Cansado de tantas intrigas, me senté y se lo conté todo. Comenzando con Elena en el carruaje hacía tantos años, el descubrimiento de que ella era el poeta erótico y la puesta en escena de su obra como atributo a su persona.

—¿Cuánto dinero nos queda? —preguntó.

—Gasté todo lo que tenía, y la Inquisición se llevó el resto. ¿Cuánto tienes tú…?

Mateo se encogió de hombros. Era una pregunta absurda. Lo que yo no había robado y perdido, sin duda él lo había perdido en juegos de cartas y mujeres.

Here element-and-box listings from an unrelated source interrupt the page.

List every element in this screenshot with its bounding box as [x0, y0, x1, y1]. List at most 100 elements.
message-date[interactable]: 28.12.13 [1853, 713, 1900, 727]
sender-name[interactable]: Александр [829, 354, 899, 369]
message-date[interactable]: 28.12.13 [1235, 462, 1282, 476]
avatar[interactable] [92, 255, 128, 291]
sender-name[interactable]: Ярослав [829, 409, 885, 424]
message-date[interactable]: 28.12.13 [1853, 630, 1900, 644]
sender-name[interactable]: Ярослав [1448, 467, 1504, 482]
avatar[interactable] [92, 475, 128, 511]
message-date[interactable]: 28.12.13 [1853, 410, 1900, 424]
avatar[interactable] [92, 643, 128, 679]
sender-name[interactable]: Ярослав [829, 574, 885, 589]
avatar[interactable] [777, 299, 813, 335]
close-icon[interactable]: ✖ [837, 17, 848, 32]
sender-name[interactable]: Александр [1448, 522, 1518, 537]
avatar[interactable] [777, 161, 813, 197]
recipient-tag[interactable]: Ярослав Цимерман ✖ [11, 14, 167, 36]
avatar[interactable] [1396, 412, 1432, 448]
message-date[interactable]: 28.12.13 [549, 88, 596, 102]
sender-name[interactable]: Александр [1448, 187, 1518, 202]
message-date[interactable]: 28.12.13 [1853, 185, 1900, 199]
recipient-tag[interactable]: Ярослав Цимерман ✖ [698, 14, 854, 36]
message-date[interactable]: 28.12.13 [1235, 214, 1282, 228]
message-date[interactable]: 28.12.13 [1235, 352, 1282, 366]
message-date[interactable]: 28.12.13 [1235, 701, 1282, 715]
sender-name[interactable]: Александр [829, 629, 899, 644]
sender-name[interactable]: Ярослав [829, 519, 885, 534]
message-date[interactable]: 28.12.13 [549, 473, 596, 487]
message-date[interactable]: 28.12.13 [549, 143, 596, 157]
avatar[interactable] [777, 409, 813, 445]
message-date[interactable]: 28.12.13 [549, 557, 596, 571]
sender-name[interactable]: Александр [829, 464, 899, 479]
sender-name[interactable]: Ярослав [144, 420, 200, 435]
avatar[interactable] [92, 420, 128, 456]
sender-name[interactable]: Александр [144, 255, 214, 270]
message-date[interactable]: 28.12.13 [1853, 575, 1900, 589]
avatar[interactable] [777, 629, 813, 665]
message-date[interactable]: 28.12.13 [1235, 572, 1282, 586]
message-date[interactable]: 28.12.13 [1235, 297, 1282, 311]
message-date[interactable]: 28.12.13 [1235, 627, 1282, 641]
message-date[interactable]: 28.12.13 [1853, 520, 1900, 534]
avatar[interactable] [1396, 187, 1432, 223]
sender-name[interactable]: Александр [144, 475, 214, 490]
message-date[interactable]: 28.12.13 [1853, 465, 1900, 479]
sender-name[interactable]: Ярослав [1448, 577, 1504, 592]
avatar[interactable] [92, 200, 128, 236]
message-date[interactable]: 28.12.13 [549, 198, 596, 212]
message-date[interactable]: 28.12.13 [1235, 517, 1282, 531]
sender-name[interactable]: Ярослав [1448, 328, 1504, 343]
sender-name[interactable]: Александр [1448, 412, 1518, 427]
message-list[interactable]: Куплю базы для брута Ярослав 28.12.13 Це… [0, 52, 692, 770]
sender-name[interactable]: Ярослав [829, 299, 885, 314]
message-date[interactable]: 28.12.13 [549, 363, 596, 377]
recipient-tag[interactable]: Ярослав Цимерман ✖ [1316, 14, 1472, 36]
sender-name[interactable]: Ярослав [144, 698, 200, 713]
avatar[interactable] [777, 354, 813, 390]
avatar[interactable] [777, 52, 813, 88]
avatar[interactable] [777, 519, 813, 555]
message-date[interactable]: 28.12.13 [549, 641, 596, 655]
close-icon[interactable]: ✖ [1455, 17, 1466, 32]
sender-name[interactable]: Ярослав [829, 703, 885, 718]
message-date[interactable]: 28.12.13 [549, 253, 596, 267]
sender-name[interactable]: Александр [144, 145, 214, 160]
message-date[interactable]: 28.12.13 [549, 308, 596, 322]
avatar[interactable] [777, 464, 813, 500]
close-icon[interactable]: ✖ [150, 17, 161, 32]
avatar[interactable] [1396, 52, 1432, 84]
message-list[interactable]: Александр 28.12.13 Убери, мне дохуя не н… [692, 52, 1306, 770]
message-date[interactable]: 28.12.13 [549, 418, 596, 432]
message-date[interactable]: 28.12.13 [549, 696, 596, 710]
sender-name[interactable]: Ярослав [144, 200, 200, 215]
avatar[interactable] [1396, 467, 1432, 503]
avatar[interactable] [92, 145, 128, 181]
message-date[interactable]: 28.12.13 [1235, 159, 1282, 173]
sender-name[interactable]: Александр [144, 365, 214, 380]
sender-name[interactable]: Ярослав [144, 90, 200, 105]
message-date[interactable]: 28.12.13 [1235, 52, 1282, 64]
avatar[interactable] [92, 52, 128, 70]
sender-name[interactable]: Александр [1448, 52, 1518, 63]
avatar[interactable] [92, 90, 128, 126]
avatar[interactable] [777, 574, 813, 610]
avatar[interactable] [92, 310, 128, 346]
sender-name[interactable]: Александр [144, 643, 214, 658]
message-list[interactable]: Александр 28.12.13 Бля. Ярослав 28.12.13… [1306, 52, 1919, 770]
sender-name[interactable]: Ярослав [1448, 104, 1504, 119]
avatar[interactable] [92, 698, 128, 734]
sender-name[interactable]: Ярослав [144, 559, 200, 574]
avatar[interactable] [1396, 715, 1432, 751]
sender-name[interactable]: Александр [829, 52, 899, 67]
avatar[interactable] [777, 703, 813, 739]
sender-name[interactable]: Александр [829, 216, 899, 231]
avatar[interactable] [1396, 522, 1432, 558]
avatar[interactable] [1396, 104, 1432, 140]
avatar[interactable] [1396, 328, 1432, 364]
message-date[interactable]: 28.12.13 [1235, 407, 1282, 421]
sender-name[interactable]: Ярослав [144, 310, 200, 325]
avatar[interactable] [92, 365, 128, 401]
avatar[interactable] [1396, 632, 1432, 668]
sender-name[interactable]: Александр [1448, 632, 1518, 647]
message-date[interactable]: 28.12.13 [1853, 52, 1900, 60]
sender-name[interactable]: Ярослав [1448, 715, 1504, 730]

Esperaba, no, merecía ser golpeado por mi traición. Pero él pareció tomárselo con filosofía, en contraposición con el mal hombre que yo sabía que era.

Encendió uno de sus inmundos cigarrillos.

—Si me hubieras robado el dinero para comprarte un caballo, te mataría. Pero para comprarle una joya a una mujer… que es lo que hiciste, bueno, eso es diferente. Yo no puedo matar a un hombre por amar tanto a una mujer como para robar o matar por ella. —Me arrojó el humo hediondo a la cara—. Yo lo hago con mucha frecuencia.

A la mañana siguiente descubrí que la Inquisición se había incautado de nuestra imprenta y había arrestado a Juan el lépero. Él ignoraba mi identidad, por lo que no podría darles pistas sobre mí a los sabuesos de la Inquisición, y además era demasiado ignorante como persona para que lo quemaran en la hoguera acusado de blasfemo.

De la noche a la mañana, Mateo y yo estábamos fuera del negocio del teatro, fuera del negocio de los libros, sin dinero y sin ser ya los impresores de la Inquisición.

Nuestro desaliento aumentó cuando comenzó a llover torrencialmente y el nivel del lago de Texcoco empezó a subir. Nuestra preocupación se centraba ahora en don Julio, en un momento en que, repentinamente, él necesitaba nuestra ayuda.